How is Cocaine metabolized?

A

-Exception to Esters
-Metabolized in the Liver by Carboxylesterase.

46
Q

Why are Esters more likely to cause allergy?

A

-Contains PABA (metabolite).
-If you’re allergic to one, you’re allergic to all esters.

47
Q

What is the metabolism of Amide LAs?

A

-Undergo biotransformation in the Liver by CYP450.
-Metabolites are excreted in the kidneys (5% are excreted unchanged).

48
Q

Why are patients with renal dysfunction at risk for toxicity with Amide LAs?

A

-Metabolites are excreted in the kidneys (5% unchanged)
-Renal dysfunction = not clearing metabolites.
-At risk for LA toxicity.

49
Q

What is the effect of Hepatic Dysfunction on Amide LAs?

A

-Clinically, hepatic dysfunction does not necessitate a reduction of dose for a single injection nerve block.
-Doses of amides used in continuous infusions or repeat blocks should be reduced 10% to 50%.

50
Q

Saturated, inhibited, or genetically atypical plasma cholinesterase can significantly _____ the plasma HALF-LIFE (not DOA) or ester local anesthetics.

A

Saturated, inhibited, or genetically atypical plasma cholinesterase can significantly prolong the plasma half-life of ester local anesthetics.
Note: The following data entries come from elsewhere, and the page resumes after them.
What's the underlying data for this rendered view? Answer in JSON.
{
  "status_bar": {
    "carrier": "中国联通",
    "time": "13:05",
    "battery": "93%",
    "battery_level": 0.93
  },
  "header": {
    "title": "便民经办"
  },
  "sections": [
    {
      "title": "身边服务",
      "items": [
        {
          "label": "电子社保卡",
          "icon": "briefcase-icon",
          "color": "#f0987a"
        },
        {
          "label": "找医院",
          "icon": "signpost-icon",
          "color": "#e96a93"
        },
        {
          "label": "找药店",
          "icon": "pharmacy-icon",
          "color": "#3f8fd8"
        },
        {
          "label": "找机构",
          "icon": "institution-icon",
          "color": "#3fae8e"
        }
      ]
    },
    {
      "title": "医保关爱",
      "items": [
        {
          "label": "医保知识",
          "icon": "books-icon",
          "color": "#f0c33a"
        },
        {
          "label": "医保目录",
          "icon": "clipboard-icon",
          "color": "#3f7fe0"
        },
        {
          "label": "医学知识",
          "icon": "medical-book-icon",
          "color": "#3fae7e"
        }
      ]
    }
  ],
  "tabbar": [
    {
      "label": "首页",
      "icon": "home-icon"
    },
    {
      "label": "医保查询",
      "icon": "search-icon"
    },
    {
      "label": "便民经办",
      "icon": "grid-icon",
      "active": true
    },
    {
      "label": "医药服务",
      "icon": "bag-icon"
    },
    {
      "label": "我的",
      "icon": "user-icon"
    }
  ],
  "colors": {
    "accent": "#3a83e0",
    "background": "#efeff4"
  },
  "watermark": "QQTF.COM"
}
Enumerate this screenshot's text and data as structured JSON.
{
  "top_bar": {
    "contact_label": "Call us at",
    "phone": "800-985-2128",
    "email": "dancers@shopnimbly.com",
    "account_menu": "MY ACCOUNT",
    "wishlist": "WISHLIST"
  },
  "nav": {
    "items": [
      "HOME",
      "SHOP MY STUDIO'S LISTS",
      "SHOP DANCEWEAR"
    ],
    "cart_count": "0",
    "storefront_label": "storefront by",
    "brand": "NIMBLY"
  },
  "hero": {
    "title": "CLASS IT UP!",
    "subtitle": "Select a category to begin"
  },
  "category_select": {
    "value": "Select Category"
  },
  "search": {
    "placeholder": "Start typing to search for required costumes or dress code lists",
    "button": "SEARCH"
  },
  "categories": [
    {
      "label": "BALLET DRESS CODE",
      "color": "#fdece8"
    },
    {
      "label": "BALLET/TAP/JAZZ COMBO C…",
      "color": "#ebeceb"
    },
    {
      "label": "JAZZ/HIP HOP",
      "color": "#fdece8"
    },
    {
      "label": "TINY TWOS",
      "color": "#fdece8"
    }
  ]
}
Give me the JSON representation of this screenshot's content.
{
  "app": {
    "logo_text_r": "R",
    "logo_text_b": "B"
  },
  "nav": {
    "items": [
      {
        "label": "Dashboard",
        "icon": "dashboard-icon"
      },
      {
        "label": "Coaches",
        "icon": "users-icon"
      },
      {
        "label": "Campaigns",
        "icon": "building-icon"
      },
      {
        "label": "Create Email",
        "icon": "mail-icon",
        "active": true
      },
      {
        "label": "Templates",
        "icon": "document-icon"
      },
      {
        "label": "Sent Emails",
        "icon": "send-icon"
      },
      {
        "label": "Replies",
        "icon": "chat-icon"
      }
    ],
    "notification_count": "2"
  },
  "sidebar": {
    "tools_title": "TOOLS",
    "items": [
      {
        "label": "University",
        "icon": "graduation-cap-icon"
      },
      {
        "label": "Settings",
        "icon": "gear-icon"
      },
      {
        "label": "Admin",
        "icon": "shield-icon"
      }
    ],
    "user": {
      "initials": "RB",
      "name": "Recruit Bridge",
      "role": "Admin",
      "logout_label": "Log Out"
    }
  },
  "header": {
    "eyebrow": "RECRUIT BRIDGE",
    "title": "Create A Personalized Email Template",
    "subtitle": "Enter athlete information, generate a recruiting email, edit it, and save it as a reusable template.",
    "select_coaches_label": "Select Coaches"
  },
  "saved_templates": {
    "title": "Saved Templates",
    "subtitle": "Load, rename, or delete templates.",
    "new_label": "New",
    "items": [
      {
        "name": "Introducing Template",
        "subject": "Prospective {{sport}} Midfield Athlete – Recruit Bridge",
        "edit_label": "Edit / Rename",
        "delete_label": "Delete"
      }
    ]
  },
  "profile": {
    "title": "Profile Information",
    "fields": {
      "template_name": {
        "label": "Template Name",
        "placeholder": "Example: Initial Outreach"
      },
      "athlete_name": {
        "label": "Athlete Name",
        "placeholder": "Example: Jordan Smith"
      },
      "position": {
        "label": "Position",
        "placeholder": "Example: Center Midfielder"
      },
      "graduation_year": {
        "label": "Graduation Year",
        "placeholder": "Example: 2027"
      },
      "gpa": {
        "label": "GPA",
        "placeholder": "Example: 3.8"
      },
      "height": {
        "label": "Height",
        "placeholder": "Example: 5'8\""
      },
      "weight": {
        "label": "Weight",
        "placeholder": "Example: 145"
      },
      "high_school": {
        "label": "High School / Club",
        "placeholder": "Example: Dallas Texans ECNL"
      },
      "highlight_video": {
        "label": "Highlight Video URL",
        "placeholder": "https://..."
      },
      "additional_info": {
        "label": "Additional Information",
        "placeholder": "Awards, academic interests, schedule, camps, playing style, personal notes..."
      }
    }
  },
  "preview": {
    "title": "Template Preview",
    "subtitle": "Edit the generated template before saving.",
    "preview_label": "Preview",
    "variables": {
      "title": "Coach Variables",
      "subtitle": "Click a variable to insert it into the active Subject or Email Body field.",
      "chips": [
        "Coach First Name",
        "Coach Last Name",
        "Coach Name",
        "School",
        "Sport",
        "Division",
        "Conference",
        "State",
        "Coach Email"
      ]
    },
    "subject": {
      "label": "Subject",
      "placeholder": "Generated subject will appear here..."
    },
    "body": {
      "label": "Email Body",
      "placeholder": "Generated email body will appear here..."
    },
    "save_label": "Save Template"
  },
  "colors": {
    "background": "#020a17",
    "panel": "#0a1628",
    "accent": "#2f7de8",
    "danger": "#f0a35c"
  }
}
This would have little effect on duration of the ester agent because absorption away from the site of injection would occur as usual; however, this effect could theoretically increase the potential for systemic toxicity.

51
Q

What determines the rate of elimination of amide local anesthetics?

A

-Hepatic clearance is a function of the hepatic extraction ratio and hepatic blood flow and is the primary factor that determines the rate of elimination of amide local anesthetics.
-The hepatic extraction ratio is dependent on the ratio of free to protein-bound drug and represents the activity level specific to the liver for removing a drug from plasma.
-This ratio indicates the percentage of drug removed with each pass through the liver.
-The clearance of drugs that have higher hepatic extraction ratios depends on adequate hepatic blood flow.
-Hepatic enzyme activity is important when drugs with lower hepatic extraction ratios such as bupivacaine are used.

52
Q

What are pathological conditions that influence hepatic function and may prolong the elimination 1/2 life of LAs?

A

-Upper abdominal surgery
-Laparoscopic surgery
-INH agents
-Hypovolemia
-CHF

May cause a reduction in Hepatic Blood Flow, delaying the metabolism of Amide LAs.

53
Q

Which Amide LA is not metabolized by CYP450?

A

Articaine:
-Inactivated by plasma carboxylesterase.

54
Q

What is different about LAs in pregnant patients?

A

-Inc spread of depth of spinal & epidural anesthesia.
-Decreased thoracolumbar CSF (increases spread of LA)
-Increased neural susceptibility to local anesthetics
-Gravid uterus results in dilated epidural veins (narrowing epidural and SAB space, reducing dose requirement)
-Hormonal changes: Inc progesterone leads to increased sensitivity to LAs. (occurs during 1st trimester before uterus gets big enough to dilate the veins).